The popularity of English market towns has increased with 70% of these towns seeing stronger house price growth than the English average over the past five years, research from Halifax Estate Agents reveals.

Beaconsfield in Buckinghamshire is the most expensive market town with an average price of £574,211, followed by Winchcombe in Gloucestershire (£324,717) and Cranbrook in Kent (£317,290). Six of the ten most expensive market towns are in the South East of England.

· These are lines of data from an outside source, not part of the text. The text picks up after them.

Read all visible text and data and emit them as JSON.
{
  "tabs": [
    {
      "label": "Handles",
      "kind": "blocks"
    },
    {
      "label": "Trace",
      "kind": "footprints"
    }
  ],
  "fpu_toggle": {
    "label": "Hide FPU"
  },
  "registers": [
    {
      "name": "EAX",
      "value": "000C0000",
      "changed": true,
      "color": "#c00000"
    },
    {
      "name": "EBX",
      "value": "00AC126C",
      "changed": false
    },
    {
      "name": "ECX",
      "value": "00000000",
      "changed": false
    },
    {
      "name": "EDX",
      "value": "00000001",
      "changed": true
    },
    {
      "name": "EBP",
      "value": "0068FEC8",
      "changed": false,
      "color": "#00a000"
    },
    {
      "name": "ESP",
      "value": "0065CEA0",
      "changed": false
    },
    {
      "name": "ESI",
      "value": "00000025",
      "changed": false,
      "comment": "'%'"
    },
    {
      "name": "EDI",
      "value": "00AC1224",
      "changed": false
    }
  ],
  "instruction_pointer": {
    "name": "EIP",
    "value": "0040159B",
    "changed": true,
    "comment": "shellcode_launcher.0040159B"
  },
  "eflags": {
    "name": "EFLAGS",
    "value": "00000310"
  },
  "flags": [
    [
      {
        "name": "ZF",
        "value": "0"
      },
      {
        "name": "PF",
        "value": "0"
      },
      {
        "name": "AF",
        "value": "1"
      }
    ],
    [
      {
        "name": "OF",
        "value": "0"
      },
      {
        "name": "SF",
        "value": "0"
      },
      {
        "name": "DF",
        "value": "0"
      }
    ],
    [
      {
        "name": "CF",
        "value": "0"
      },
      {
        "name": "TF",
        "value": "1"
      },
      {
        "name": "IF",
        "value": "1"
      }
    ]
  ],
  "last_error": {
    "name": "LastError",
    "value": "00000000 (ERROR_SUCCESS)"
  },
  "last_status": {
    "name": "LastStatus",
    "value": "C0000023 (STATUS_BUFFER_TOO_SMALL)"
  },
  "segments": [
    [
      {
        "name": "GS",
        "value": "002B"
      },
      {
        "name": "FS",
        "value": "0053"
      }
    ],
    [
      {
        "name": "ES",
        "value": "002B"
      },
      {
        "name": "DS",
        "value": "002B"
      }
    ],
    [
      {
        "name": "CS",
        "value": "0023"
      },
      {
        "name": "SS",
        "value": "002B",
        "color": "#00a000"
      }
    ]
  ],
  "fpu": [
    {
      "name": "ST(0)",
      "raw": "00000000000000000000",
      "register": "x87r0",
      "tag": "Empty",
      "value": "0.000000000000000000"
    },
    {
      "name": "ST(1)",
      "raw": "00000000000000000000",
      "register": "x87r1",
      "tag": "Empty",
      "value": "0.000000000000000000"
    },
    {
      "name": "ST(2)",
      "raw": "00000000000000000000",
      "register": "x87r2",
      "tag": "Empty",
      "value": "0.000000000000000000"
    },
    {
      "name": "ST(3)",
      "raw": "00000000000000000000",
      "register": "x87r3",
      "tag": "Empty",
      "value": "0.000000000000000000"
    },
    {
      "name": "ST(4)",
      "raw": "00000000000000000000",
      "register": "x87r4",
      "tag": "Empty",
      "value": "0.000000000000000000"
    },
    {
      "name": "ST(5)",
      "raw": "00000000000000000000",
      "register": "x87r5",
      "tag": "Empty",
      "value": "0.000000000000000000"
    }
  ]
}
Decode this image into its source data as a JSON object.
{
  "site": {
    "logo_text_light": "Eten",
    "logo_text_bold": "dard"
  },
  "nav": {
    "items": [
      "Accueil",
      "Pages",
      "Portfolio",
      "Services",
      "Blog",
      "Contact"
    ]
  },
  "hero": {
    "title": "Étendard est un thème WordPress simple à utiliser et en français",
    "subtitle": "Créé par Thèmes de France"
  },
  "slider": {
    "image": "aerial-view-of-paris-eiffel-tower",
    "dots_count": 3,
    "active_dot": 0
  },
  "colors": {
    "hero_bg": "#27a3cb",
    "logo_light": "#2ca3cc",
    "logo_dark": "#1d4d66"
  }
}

Stanhope in County Durham has been the best performing market town over the past five years with a 152% increase in its average house price, followed by Alford in Lincolnshire (147%) and Saltburn by the Sea in County Durham (145%). Nine of the 10 best performing market towns since 2001 are outside the south of England – the exception being Helston in Cornwall (138%).

 

 

Forty one market towns have seen a doubling of their average house price since June 2001. More than three quarters of these towns (34) are located outside the South of England. Overall, 78 market towns – 70% of those surveyed - have seen stronger price growth than the English average of 72% over the past five years.

The least expensive market town is Ferryhill in County Durham with an average house price of £70,932, followed by Immingham in North Lincolnshire (£99,336) and Crook in County Durham (£111,304).

Colin Kemp at Halifax Estate Agents, said: "Home buyers continue to be attracted to the high quality of life offered by market towns and are prepared to pay a premium to live there. Most market towns have higher house prices than other towns in their county and the majority have also seen stronger house price growth than the English average over the past five years."